Rechtspraak
Gerechtshof Amsterdam (Locatie Amsterdam), 27 september 2016
ECLI:NL:GHAMS:2016:3930
VOF Biggym c.s./werknemer
Werknemer is op 1 maart 2014 bij Biggym in dienst getreden in de functie van algemeen medewerker op basis van een arbeidsovereenkomst voor bepaalde tijd tot en met 1 september 2014. Bij de arbeidsovereenkomst is een concurrentiebeding gevoegd. Vervolgens is een tweede arbeidsovereenkomst voor bepaalde tijd aangegaan per 1 maart 2015. In die arbeidsovereenkomst is onder meer het volgende opgenomen: ‘Mocht de werkgever en/of de werknemer deze tweede zes maanden termijn niet ontbinden, dan zal dit weer stilzwijgend verlengd worden tot 1 maart 2017.’ Biggym heeft de arbeidsovereenkomst per 9 september opgezegd.
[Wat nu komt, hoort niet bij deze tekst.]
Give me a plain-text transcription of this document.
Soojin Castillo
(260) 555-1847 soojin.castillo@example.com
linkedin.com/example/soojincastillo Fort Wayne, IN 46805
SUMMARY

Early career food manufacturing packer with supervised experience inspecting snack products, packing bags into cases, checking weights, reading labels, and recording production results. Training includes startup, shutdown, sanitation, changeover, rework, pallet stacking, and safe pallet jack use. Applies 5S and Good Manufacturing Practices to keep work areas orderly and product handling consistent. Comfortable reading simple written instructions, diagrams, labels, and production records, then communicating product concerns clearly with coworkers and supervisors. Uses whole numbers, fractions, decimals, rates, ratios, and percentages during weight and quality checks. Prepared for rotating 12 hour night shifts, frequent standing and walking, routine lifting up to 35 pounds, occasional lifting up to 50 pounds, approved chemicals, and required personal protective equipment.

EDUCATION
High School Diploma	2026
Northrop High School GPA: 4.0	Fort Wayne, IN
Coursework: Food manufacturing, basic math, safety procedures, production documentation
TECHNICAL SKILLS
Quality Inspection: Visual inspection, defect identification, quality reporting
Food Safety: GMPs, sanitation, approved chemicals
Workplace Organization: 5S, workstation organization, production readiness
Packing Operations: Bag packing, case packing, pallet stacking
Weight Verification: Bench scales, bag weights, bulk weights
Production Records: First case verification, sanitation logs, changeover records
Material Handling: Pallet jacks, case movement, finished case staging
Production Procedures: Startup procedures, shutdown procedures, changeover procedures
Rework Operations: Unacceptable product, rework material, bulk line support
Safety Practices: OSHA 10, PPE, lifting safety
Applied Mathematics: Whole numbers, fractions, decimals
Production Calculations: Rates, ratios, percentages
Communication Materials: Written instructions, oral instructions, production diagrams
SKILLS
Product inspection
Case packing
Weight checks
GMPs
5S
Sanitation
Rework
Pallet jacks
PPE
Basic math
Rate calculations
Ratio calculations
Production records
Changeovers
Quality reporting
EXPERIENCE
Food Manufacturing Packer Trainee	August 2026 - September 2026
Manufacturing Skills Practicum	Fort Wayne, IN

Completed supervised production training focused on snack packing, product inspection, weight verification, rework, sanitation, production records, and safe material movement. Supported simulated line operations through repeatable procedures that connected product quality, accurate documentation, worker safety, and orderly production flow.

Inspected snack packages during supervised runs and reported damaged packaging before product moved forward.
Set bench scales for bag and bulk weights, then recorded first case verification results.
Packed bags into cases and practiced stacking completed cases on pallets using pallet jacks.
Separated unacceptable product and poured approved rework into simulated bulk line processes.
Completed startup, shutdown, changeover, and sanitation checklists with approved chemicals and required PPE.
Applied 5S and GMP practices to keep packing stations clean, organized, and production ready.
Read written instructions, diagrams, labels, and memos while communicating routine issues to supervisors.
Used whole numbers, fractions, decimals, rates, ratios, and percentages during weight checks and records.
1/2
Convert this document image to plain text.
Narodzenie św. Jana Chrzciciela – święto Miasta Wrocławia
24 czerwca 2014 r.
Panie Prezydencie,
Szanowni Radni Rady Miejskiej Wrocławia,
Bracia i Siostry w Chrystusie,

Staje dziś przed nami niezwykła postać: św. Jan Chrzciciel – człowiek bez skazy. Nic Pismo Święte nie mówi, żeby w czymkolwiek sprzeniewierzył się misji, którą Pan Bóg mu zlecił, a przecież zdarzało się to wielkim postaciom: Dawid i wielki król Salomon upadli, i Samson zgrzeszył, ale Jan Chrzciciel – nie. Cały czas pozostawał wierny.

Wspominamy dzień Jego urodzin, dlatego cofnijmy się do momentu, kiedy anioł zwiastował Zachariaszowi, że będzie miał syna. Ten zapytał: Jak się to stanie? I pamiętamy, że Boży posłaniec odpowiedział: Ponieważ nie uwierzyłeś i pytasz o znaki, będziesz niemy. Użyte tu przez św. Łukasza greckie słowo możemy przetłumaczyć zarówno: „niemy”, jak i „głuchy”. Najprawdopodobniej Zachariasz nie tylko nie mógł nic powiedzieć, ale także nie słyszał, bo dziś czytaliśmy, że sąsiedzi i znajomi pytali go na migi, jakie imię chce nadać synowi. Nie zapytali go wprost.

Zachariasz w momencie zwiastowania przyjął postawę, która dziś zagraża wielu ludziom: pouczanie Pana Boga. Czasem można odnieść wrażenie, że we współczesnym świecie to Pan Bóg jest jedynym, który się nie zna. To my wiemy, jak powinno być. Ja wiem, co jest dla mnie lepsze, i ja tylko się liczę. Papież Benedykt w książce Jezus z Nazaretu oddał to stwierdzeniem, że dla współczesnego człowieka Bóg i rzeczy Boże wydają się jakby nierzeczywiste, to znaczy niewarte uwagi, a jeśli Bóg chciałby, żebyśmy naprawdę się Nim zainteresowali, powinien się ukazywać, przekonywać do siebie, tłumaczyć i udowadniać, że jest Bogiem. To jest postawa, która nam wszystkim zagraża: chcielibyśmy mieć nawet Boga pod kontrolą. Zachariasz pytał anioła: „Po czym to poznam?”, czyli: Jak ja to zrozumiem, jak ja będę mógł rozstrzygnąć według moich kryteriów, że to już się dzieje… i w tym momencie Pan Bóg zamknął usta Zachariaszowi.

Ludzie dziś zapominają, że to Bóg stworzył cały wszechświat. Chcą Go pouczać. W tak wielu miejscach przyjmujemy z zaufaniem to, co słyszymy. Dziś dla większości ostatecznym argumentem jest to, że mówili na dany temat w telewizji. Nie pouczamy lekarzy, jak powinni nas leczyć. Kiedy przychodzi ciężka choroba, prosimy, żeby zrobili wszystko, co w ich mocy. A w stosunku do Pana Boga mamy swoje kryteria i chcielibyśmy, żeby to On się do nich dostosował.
De kantonrechter heeft in het aangevallen vonnis overwogen dat per 1 maart 2015 geen nieuwe arbeidsovereenkomst tussen partijen is gesloten, omdat er sprake is van een voortzetting van de arbeidsovereenkomst zonder dat partijen in overleg zijn gegaan over de verlenging. Van een nieuw aanbod en een aanvaarding is dus geen sprake. Vervolgens heeft de kantonrechter de door werknemer gevorderde schorsing van het concurrentiebeding toegewezen omdat het concurrentiebeding te ruim is geformuleerd en werknemer onbillijk benadeelt. De grieven van Biggym richten zich tegen de belangenafweging door de kantonrechter in het bestreden vonnis. Werknemer heeft zich primair op het standpunt gesteld dat het in de arbeidsovereenkomst opgenomen concurrentiebeding nietig is, nu de arbeidsovereenkomst is aangegaan op 1 maart 2015. Per 1 januari 2015 is artikel 7:653 BW gewijzigd. Sindsdien gelden aanvullende motiveringsvereisten voor een concurrentiebeding in een bepaaldetijdscontract, op straffe van nietigheid van het beding. Een motivering ontbreekt in de met werknemer gesloten arbeidsovereenkomst, zodat het concurrentiebeding nietig is, aldus werknemer.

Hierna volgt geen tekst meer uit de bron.